Diese Wandertage haben einen Beitrag geleistet auf dem Weg zurück zu meinen persönlichen Werkseinstellungen. Und mein Sturz und Austausch mit dem Rettungsteam haben mir nochmal die Augen geöffnet, welche doch vielen kleine Themen mich so sehr belastet haben. Dennoch: mein Bein ist noch dran, ich lebe noch, muss nicht rund um die Uhr mehrere Tage aufeinander arbeiten. Eigentlich hab ich es gerade mit meinem blauen Gesicht, meiner Knieschiene und meiner fehlenden Balance so richtig gut.

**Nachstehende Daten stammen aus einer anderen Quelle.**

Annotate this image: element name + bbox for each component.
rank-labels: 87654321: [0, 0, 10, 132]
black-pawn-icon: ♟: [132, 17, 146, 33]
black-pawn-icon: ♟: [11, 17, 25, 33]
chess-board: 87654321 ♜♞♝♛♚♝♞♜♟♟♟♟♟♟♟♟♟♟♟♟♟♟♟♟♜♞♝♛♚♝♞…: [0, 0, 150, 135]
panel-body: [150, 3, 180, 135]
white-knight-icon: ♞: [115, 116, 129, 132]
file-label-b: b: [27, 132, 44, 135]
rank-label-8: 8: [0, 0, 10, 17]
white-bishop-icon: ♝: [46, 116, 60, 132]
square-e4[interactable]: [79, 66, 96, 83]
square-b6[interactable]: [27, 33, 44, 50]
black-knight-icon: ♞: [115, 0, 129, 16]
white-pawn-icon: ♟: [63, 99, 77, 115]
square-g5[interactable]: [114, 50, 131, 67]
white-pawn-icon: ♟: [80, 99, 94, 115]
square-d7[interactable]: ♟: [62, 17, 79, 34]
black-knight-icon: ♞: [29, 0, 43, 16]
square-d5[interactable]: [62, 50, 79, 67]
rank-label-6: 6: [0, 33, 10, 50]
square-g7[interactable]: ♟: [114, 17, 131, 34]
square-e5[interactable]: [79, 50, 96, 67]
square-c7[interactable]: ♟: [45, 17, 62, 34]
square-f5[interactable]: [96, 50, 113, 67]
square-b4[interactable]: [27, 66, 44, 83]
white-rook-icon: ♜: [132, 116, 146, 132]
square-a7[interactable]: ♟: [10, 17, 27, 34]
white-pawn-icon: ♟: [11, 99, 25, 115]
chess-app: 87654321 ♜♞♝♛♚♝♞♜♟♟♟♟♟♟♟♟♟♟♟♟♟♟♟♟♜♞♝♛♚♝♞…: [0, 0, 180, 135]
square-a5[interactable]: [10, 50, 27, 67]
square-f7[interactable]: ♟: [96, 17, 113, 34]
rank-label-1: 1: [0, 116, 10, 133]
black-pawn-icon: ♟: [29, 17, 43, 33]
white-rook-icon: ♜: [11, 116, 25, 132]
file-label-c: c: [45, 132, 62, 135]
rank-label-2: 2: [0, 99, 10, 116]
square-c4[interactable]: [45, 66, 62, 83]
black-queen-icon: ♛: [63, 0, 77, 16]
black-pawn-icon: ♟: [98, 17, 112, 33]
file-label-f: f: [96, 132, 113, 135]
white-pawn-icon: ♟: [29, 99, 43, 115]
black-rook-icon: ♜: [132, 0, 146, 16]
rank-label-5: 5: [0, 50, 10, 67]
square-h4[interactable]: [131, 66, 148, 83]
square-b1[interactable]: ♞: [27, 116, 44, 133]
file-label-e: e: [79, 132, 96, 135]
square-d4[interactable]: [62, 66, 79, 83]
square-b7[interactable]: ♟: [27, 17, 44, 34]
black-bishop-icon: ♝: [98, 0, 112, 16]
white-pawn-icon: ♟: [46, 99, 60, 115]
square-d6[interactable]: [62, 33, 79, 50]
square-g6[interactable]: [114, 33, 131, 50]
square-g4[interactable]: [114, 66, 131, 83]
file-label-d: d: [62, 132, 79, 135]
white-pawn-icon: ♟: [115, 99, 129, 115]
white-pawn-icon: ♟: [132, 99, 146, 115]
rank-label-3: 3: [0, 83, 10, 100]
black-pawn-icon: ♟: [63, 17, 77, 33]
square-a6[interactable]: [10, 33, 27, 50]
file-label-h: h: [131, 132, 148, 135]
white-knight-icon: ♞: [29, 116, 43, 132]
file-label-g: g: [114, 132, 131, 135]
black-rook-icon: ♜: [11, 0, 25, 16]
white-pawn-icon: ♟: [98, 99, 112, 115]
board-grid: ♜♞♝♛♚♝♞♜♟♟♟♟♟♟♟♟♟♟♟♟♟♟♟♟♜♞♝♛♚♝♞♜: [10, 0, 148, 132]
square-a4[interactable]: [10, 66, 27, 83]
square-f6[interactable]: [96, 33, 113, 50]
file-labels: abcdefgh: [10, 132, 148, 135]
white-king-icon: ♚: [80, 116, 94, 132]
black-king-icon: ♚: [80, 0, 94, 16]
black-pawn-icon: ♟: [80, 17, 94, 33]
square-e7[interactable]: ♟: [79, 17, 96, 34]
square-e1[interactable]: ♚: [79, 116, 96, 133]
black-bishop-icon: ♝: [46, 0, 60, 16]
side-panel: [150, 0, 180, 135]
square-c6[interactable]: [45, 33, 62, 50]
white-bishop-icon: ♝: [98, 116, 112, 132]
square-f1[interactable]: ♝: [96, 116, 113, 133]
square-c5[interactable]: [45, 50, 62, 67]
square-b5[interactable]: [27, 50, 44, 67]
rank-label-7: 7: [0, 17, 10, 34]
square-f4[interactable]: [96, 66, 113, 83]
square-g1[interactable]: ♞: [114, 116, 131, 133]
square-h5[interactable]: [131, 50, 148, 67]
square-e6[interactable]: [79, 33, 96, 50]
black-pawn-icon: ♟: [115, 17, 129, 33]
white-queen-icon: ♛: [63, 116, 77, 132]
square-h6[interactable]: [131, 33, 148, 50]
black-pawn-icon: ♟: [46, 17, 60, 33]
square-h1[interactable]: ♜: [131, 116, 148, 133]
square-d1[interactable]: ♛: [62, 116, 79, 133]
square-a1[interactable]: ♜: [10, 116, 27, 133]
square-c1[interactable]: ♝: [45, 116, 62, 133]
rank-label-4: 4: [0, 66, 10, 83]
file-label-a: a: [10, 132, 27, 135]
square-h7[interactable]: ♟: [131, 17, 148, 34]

Hier sitze ich nun mit meinem Kaiserschmarrn, schaue auf die Zugspitze, kein Handy klingelt, kein Termin wartet, keiner braucht was, keiner will was, meine Zeit gehört ganz mir, es gibt warmes Wasser, ein warmes Bett, gutes Essen und einen guten Wein. Was will man mehr?
Ich genieße noch ein paar Stunden diese Stille, lese mein Buch weiter, schreibe mir hier und da ein paar Notizen in mein heiliges Coachingnotizbuch, definiere Ziele, Maßnahmen, kleine Schritte in die richtige Richtung und hoffe, dass ich ganz bald schon wieder hier sitzen werde. Doch das nächste Mal als „alte“ Nela, spritzig, inspirierend, motiviert, offen, aber weder beengt noch beengend, ganz ohne Knieschiene, blaue Flecken und mentalem Job-Entsetzen. „Schau, dass du in Balance bleibst“. Es wird noch ein bisschen dauern, und dann, dann werde ich wieder aufbrechen zur Frederick-Simms-Hütte ohne Hubschrauber, sondern zu Fuß, um meine wunderbare Reise auf dem Lechtaler Höhenweg zu Ende zu wandern. Und vielleicht sollte alles so sein: dieses so seltsame Jahr, der schmerzhafte, aber doch so positive Jobwechsel, mein Sturz und all die daraus gewonnenen Begegnungen und Erkenntnisse. In Summe bin ich wahnsinnig dankbar, dass dieses turbulente Jahr mich über derartige Umwege zu diesem heutigen Moment geführt hat…
„Das ist kein Stillstand - Ich nehme Anlauf“ - Julia Engelmann
Und genau die wertvollste aller Begegnungen dieser Wandertour meldet sich just an diesem so ruhigen Abend und wir ratschen noch ein wenig. Danke für dieses schöne Geschenk.